The dividing line between amateur and professional sports has gone from being somewhat blurry to being essentially invisible. While most athletes don’t benefit financially from participating in the Olympics, the small number of superstar competitors who garner extraordinary (and I’d say excessive) endorsement deals have skewed our perception to point where the entire event feels essentially like a commercial enterprise.
This perception is compounded by the Olympic sponsorship program. In April, Forbes reported that eleven global sponsors including Coca-Cola and McDonald’s spent a combined $850 million to sponsor the Turin and Beijing Olympics. And, corporations spend far more than the fees alone. “Activating” sponsorships as needed to reach and influence target markets isn’t cheep. According to sponsorship experts IEG, the average company now spends about $1.70 for each $1.00 spent on a sponsorship deal and it’s probably much higher for the Olympics.

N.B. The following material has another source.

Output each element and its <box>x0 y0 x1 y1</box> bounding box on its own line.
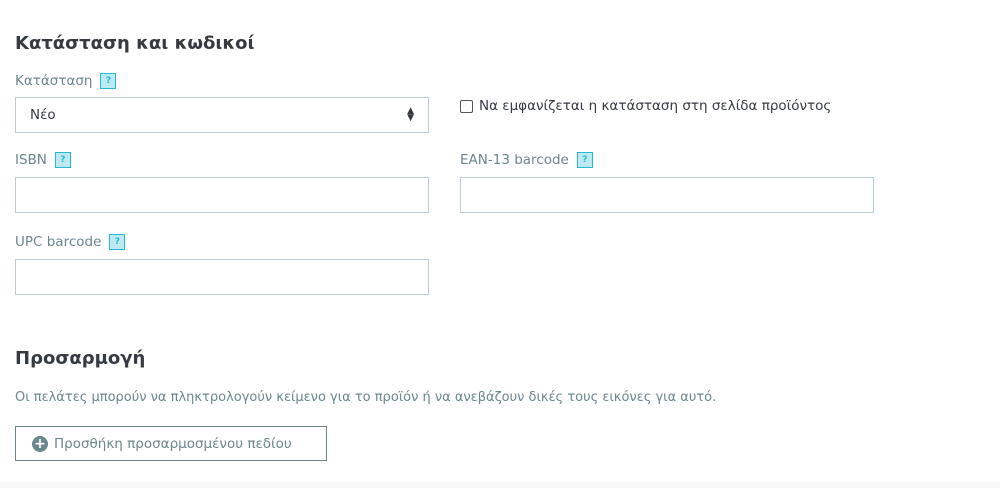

I think that a corporation’s ability to derive reputational value from a community investment is directly proportional to the degree to which it’s actions are seen to be genuine and authentic. Are Olympic sponsorships seen to be genuine expressions of a company’s commitment to sport and competition in its purest sense? I don’t think so. Does a corporation’s investment in relevant social issues make a difference to its image in the minds of its stakeholders and to its bottom line? Increasingly the evidence suggested that there is a strong business case to be made for community investment of this kind.